Беляев учился (по образованию он был юрист), выступал на любительской сцене, увлекался музыкой, работал в детском доме и в уголовном розыске, изучал множество вещей, а главное — жизнь, в те годы, когда Циолковский в захолустной Калуге вынашивал грандиозные замыслы освоения космоса, когда Ленин в голодной Москве беседовал с его соратником Ф. Цандером (прототип инженера Лео Цандера в романе Беляева «Прыжок в ничто»), когда Уэллс со скептицизмом и сочувствием наблюдал первые шаги великого эксперимента. Страстный публицистический очерк «Огни социализма, или господин Уэллс во мгле», [128] в котором Беляев полемизировал с известной книгой Уэллса, отстаивая ленинскую мечту, — только одно из многих звеньев активной и убежденной связи Беляева с революционной Россией.

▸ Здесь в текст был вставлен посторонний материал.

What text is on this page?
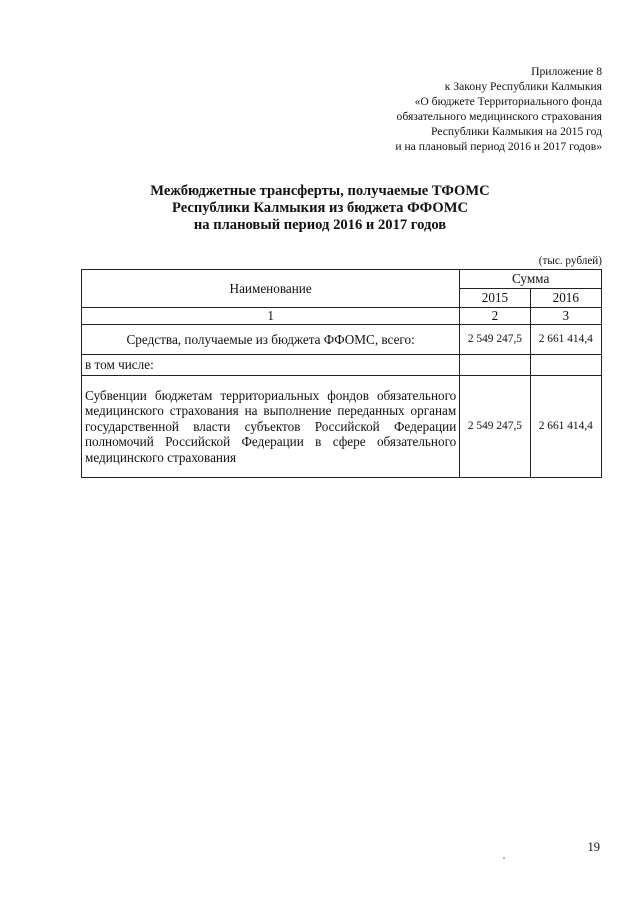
Приложение 8
к Закону Республики Калмыкия
«О бюджете Территориального фонда
обязательного медицинского страхования
Республики Калмыкия на 2015 год
и на плановый период 2016 и 2017 годов»
Межбюджетные трансферты, получаемые ТФОМС
Республики Калмыкия из бюджета ФФОМС
на плановый период 2016 и 2017 годов
(тыс. рублей)
Наименование	Сумма	
	2015	2016
1	2	3
Средства, получаемые из бюджета ФФОМС, всего:	2 549 247,5	2 661 414,4
в том числе:		
Субвенции бюджетам территориальных фондов обязательного медицинского страхования на выполнение переданных органам государственной власти субъектов Российской Федерации полномочий Российской Федерации в сфере обязательного медицинского страхования	2 549 247,5	2 661 414,4
19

Многие сюжеты Беляев строил на зарубежных темах. Кое-кто порицал его за этот «уход» от советской действительности. У ревнителей почвенничества оказалась короткая память. Они не помнили повести «Земля горит» (1931) и романа «Подводные земледельцы» (1930), в которых Беляев откликнулся на преобразование советской деревни; революционно-приключенческой фантастики «Продавца воздуха» (1929); «Звезды КЭЦ» (1936), прославлявшей проекты Циолковского в коммунистическом будущем, антифашистских мотивов «Прыжка в ничто» (1933) и уж, конечно, не воспринимали «Голову профессора Доуэля» и «Человека-амфибию» как социально-разоблачительные романы. Трудно назвать произведение, где Беляев упустил бы случай подчеркнуть силу материалистического мировоззрения и превосходство социалистической системы. Он делал это убежденно и ненавязчиво.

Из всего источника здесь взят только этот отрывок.